In order to understand what the dendrogram means, I thought I could upload my novels corpus to see if there are similarities between these two dendrograms. However, I got another graph that I do not understand. (See Figure 2 below)

Screen Shot 2016-04-18 at 12.30.17 AM

Figure 2: Dendrogram created for novels corpus

I carefully checked the y-axis of these two dendrograms and I did not find any two novels/screenplays are relatively similar (located at relatively closed positions on y-axis) or have similar delta or zeta values. The only finding that I have is that there are only two colors shown on Figure 1 (screenplay dendrogram) and the relationships between screenplays tend to be very simple. However, on Figure 2 (novels dendrogram), there are four colors shown to display the relationships between these novels and the files colored in red are comparatively different than the rest. I think the reason that why these two graphs are different in these ways is that screenplays have relatively more fixed and consistent format than novels. (Screenplays have their own writing formats.)

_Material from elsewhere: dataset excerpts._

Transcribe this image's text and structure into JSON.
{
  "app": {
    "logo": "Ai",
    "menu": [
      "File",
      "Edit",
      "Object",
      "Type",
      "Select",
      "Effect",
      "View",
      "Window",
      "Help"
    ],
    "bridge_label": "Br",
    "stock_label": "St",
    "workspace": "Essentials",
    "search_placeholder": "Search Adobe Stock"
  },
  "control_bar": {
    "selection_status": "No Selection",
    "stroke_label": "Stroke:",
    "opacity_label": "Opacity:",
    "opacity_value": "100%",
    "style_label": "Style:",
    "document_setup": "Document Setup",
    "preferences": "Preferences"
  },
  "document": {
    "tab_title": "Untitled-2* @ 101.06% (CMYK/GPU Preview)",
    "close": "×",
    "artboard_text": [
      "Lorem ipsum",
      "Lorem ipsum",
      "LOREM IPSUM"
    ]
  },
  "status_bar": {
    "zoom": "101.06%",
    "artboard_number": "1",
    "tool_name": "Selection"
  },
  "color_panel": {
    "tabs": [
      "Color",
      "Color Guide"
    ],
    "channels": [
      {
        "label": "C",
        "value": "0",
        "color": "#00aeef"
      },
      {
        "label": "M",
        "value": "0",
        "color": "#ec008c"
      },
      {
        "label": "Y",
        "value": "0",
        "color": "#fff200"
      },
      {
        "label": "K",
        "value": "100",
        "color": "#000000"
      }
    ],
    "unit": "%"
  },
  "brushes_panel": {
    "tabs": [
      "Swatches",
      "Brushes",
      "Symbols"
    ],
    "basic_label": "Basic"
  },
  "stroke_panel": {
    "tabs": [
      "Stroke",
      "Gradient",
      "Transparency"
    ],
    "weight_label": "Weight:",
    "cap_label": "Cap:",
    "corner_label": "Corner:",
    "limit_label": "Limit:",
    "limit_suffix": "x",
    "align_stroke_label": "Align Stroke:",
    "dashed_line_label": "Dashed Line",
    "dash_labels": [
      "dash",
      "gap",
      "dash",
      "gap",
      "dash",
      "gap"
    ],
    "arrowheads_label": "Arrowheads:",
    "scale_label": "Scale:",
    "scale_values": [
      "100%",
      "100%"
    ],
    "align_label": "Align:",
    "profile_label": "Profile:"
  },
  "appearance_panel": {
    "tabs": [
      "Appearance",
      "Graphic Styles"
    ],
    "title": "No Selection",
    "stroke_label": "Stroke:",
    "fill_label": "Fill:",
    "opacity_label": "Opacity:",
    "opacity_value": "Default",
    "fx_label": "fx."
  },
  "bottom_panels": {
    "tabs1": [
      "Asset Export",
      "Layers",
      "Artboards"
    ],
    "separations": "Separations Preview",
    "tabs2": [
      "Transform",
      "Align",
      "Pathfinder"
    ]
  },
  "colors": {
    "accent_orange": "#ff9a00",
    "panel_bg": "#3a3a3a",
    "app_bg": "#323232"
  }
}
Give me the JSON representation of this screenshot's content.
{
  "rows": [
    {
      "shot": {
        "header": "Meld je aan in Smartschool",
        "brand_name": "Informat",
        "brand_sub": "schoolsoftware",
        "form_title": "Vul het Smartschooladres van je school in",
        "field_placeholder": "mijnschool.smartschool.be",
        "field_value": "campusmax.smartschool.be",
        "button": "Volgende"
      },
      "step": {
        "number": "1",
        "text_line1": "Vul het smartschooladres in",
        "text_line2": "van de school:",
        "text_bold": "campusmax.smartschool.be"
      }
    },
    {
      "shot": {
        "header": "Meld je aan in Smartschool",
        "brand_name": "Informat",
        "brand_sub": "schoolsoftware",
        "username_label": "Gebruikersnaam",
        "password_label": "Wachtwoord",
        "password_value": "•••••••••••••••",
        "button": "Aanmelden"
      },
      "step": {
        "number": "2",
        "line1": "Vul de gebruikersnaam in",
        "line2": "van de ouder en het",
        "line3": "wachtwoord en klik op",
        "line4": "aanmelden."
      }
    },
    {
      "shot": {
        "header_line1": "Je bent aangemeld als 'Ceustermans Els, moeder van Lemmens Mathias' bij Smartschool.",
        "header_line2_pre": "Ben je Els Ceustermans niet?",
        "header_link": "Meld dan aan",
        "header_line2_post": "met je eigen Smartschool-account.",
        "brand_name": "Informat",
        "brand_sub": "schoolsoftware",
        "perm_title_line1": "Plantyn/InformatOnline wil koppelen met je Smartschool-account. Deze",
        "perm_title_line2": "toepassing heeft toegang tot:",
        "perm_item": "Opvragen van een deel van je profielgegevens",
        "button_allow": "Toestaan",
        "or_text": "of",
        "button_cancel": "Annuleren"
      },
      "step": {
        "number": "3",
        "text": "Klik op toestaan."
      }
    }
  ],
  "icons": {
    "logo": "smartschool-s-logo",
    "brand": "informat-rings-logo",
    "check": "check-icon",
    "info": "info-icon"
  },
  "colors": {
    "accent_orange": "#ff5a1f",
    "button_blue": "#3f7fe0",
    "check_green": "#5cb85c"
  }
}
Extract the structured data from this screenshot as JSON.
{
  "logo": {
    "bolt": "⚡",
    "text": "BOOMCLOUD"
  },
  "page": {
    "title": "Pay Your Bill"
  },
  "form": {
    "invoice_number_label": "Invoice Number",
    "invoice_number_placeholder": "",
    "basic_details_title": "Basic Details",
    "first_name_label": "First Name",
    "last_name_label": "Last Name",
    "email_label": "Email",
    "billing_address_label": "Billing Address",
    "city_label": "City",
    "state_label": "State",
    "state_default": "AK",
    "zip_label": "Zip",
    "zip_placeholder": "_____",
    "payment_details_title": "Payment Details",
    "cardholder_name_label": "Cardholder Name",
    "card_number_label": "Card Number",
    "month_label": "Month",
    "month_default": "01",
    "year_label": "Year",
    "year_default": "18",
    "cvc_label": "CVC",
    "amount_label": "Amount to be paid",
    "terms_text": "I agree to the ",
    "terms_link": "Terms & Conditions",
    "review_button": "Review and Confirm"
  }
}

I believe that there are mainly two reasons that why I did not get interesting results. One is that these screenplays and novels were written by different authors so they have extremely diverse writing styles and diction in their writings and the second is that I do not have a good macro-level understanding of these files. It is still far from enough to only know about the plots of each movie.

During the process of learning text encoding, we first got to know about transcription. According to Pierazzo, the main purpose of transcription is to “reproduce as many as characteristics of the transcribed document as followed by the characters used in modern print.” But there are many features one might want to consider from the infinite set of “facts” that can be found on the written page. Besides, as Pierazzo also states that one of the downsides of the traditional transcription method is that the editors must make judgements on what they need to include and in order to make a consensus across the academia, they need to have rules and guidelines to achieve the best practice. However, it is difficult for scholars to have common guidelines and the transcription process itself involves objective interpretation. That’s when the advantages of using markup language come into play. Following the TEI guidelines, editors could easily keep record of meta-information. We have two separate objects: one is the data model (the source) and the other is the publication (the output). As Pierazzo mentions “one of the reasons why the TEI model effective is because it enables the encoding and transcription of several alternatives for the same segment allowing”, the source file could contain not only a diplomatic edition but also other editions. The advantage of encoding with TEI is that “to all intents and purposes there is no limit to the information one can add to a text—apart, that is, from the limits of the imagination”. And people could really move to the analytic level of the editing process by utilizing XML.

As Pierazzo states that if the editor uses XML (TEI)-based system, “the editor’s goal needs no longer be ‘to reproduce in print as many of the characteristics of the document as he can’ but rather to achieve the scholarly purpose of the edition—a purpose which, by definition, varies.” TEI markup enables scholars to perform different analysis based on their own research purposes. For example, if a researcher is interested in identifying different types of rhymes in poems, he or she could markup the corresponding interesting words; if a researcher is curious about the diction and writing styles that a particular author has when writing novels, he/she could work on markup specific diction and syntax.

As a “researcher” myself, I intend to find the relationships between screenplays and their corresponding novels. XML could really help me markup different entities in the screenplays such as characters, dialogues, scenes, descriptive and background metadata, etc. since a screenplay is a semi-structured textual document.

I marked up a small part of the screenplay of The Theory of Everything based on the hamlet_scene.xml provided.

Screen Shot 2016-04-18 at 1.59.35 AM

Screen Shot 2016-04-18 at 2.00.24 AM

My next step would be to see how the script writer uses verbs and I will manipulate CSS to make the patterns observable.